>>> from datastructures import *
>>> from fieldactions import *



Open a connection for indexing:
>>> conn = IndexerConnection('foo')

There can only be one IndexerConnection in existence for a given path at a
time:
>>> conn = IndexerConnection('foo') #doctest:+ELLIPSIS
Traceback (most recent call last):
...
DatabaseLockError: Unable to acquire database write lock on foo...


We should have no documents in the database yet:
>>> conn.get_doccount()
0



Add some field actions to the database:
>>> conn.add_field_action('author', FieldActions.STORE_CONTENT)
>>> conn.add_field_action('author', FieldActions.INDEX_EXACT)
>>> conn.add_field_action('title', FieldActions.INDEX_FREETEXT)


We can't index as both EXACT and FREETEXT:
>>> conn.add_field_action('author', FieldActions.INDEX_FREETEXT, weight=5, language='en')
Traceback (most recent call last):
...
IndexerError: Field 'author' is already marked for indexing as exact text: cannot mark for indexing as free text as well
>>> conn.add_field_action('title', FieldActions.INDEX_EXACT)
Traceback (most recent call last):
...
IndexerError: Field 'title' is already marked for indexing as free text: cannot mark for indexing as exact text as well

We can add multiple STORE_CONTENT actions though (subsequent ones have no
further effect).
>>> conn.add_field_action('author', FieldActions.STORE_CONTENT)

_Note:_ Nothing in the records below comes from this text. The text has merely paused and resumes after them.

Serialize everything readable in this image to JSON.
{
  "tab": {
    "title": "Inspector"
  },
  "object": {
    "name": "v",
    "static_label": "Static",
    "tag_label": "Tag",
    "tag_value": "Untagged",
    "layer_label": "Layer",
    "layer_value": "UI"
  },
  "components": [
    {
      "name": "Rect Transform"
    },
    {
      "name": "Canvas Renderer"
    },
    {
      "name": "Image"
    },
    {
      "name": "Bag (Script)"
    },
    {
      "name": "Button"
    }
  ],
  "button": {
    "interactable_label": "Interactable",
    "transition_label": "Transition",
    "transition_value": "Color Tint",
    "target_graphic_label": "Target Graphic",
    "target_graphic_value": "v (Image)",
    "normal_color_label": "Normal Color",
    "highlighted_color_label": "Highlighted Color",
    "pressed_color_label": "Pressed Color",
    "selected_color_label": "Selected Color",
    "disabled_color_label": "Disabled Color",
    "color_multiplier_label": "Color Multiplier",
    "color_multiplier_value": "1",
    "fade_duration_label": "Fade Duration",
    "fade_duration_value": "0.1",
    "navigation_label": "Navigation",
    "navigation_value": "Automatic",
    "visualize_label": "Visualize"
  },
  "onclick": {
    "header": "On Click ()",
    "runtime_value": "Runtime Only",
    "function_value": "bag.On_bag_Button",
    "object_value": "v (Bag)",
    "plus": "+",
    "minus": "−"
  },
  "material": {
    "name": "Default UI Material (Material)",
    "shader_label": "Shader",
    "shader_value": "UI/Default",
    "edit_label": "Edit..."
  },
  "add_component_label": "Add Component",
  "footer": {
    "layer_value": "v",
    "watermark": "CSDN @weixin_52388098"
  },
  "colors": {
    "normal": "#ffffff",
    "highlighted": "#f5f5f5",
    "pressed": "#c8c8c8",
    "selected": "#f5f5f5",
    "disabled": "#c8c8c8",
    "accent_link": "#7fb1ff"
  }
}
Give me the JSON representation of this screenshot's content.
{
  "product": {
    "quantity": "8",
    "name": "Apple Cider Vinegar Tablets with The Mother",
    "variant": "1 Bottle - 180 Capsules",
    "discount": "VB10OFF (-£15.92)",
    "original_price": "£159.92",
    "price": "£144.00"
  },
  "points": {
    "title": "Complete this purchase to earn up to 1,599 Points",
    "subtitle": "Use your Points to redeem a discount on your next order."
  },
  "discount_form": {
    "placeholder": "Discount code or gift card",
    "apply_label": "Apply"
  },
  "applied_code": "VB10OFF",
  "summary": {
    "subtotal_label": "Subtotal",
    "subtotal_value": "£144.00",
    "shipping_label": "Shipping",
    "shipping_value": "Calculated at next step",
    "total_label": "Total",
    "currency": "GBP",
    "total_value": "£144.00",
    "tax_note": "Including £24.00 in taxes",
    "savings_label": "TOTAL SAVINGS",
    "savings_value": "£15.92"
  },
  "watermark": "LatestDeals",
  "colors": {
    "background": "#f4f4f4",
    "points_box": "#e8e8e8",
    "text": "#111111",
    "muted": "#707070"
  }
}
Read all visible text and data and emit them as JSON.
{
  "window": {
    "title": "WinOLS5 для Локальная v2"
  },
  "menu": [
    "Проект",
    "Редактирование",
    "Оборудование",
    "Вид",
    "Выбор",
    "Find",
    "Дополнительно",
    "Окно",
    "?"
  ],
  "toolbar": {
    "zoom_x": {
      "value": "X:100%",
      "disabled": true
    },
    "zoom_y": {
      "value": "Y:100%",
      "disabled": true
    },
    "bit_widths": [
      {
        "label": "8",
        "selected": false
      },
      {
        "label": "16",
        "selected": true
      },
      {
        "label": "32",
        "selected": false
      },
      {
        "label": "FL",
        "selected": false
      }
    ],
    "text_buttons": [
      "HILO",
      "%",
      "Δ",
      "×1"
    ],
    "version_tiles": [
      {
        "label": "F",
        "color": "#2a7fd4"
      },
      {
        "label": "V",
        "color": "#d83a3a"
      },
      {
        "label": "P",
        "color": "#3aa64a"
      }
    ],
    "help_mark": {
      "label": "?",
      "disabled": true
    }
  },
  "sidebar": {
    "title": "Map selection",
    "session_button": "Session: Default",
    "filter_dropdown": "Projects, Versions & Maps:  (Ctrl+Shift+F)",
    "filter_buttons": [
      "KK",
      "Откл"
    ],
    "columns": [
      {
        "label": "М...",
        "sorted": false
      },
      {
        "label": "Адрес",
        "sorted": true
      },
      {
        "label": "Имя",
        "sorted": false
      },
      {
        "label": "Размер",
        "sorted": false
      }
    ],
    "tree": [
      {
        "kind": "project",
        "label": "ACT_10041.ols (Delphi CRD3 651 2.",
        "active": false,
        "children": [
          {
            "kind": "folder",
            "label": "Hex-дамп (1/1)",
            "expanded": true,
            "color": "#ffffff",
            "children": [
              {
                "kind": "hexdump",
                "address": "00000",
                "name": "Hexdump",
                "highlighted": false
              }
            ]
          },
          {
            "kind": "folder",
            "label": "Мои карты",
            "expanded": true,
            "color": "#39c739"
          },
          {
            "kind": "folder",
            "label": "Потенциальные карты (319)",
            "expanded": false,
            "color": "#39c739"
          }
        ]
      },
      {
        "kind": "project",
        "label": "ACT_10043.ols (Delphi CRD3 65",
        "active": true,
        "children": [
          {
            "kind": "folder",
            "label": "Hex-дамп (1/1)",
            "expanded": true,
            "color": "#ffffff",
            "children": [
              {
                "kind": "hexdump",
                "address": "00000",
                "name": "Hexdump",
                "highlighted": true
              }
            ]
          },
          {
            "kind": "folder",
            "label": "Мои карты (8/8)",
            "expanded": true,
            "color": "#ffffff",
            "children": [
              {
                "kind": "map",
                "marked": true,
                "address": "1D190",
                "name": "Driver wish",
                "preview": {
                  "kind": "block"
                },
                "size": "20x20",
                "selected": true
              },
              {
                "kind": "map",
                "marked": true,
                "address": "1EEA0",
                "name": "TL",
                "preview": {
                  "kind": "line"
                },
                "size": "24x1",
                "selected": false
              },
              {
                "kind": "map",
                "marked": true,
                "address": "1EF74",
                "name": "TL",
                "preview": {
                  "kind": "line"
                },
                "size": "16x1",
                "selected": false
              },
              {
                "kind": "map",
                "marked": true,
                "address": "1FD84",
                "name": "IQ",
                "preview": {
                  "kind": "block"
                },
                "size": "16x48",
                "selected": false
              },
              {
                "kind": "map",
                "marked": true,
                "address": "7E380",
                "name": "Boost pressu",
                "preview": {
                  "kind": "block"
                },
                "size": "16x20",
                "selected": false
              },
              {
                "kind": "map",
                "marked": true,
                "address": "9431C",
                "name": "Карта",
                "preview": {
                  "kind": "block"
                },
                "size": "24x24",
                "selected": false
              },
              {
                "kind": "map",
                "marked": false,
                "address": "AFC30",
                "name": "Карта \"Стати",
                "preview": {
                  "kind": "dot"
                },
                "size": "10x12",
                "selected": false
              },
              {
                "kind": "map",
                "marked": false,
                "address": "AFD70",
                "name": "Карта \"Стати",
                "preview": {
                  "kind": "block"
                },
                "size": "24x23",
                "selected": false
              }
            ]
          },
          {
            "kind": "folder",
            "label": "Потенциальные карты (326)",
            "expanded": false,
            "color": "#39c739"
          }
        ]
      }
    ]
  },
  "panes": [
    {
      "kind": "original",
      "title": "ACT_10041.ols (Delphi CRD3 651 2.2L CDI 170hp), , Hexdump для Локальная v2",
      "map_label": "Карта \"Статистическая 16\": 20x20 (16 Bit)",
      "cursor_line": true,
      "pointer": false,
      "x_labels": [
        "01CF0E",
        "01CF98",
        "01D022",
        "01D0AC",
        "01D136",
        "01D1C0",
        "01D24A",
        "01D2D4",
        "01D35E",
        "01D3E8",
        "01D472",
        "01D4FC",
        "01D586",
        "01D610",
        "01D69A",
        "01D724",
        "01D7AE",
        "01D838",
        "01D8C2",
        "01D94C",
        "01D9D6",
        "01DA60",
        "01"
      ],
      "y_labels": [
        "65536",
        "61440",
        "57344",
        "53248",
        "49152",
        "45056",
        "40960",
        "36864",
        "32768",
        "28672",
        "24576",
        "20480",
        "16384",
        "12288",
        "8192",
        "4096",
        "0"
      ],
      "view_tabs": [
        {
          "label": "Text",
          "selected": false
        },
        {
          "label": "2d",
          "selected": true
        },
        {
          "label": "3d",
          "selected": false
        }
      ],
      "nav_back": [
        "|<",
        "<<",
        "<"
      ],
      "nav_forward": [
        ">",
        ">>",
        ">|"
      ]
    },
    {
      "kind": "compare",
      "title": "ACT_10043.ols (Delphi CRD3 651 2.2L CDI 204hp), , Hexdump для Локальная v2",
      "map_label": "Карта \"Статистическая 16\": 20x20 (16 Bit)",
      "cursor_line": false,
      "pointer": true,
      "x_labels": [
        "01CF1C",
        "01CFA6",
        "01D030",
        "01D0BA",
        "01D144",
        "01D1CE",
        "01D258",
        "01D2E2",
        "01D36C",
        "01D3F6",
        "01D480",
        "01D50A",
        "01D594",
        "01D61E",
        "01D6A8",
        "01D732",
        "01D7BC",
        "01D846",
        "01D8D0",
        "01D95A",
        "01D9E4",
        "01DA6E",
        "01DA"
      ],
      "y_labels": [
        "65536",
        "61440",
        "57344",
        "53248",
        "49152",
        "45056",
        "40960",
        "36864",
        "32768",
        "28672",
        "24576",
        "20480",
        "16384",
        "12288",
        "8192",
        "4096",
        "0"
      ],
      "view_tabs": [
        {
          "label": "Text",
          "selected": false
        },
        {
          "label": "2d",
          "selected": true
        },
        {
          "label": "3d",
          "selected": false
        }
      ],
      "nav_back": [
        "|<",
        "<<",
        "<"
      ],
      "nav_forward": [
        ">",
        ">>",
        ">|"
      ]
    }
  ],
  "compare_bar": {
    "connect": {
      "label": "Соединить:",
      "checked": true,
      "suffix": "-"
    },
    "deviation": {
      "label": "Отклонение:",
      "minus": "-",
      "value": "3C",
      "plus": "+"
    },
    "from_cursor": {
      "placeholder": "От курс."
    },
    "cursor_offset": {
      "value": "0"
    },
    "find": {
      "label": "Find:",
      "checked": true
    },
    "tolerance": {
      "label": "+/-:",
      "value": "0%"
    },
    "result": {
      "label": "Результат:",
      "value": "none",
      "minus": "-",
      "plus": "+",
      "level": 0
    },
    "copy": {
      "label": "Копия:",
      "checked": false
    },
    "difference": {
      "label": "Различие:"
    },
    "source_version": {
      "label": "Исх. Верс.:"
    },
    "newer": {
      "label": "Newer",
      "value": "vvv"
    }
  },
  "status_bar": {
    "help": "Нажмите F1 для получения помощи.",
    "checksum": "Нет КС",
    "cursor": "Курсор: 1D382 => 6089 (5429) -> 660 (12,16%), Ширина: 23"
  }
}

Field actions are checked for basic validity:
>>> conn.add_field_action('author', None)
Traceback (most recent call last):
...
IndexerError: Unknown field action: None
>>> conn.add_field_action('author', FieldActions.STORE_CONTENT, foo=1)
Traceback (most recent call last):
...
IndexerError: Unknown parameter name for action 'STORE_CONTENT': 'foo'


We can ensure there are no actions for a given field by using
clear_field_actions():
>>> conn.clear_field_actions('title')

This doesn't complain even if we've never mentioned the field before:
>>> conn.clear_field_actions('foo')

Then we can add a field action back again:
>>> conn.add_field_action('title', FieldActions.INDEX_FREETEXT, weight=10, language='en')


We have to wipe out any old actions on the field to change the actions:
>>> conn.clear_field_actions('author')
>>> conn.add_field_action('author', FieldActions.STORE_CONTENT)
>>> conn.add_field_action('author', FieldActions.INDEX_FREETEXT, weight=5, language='en')
>>> conn.clear_field_actions('title')
>>> conn.add_field_action('title', FieldActions.INDEX_EXACT)




We should have no documents in the database yet:
>>> conn.get_doccount()
0


Build up a document:
>>> doc = UnprocessedDocument()

We can add field instances.  Multiple instances of a field are valid.
>>> doc.fields.append(Field('author', 'Richard Boulton'))
>>> doc.fields.append(Field('author', 'Charlie Hull'))
>>> doc.fields.append(Field('title', 'Test document'))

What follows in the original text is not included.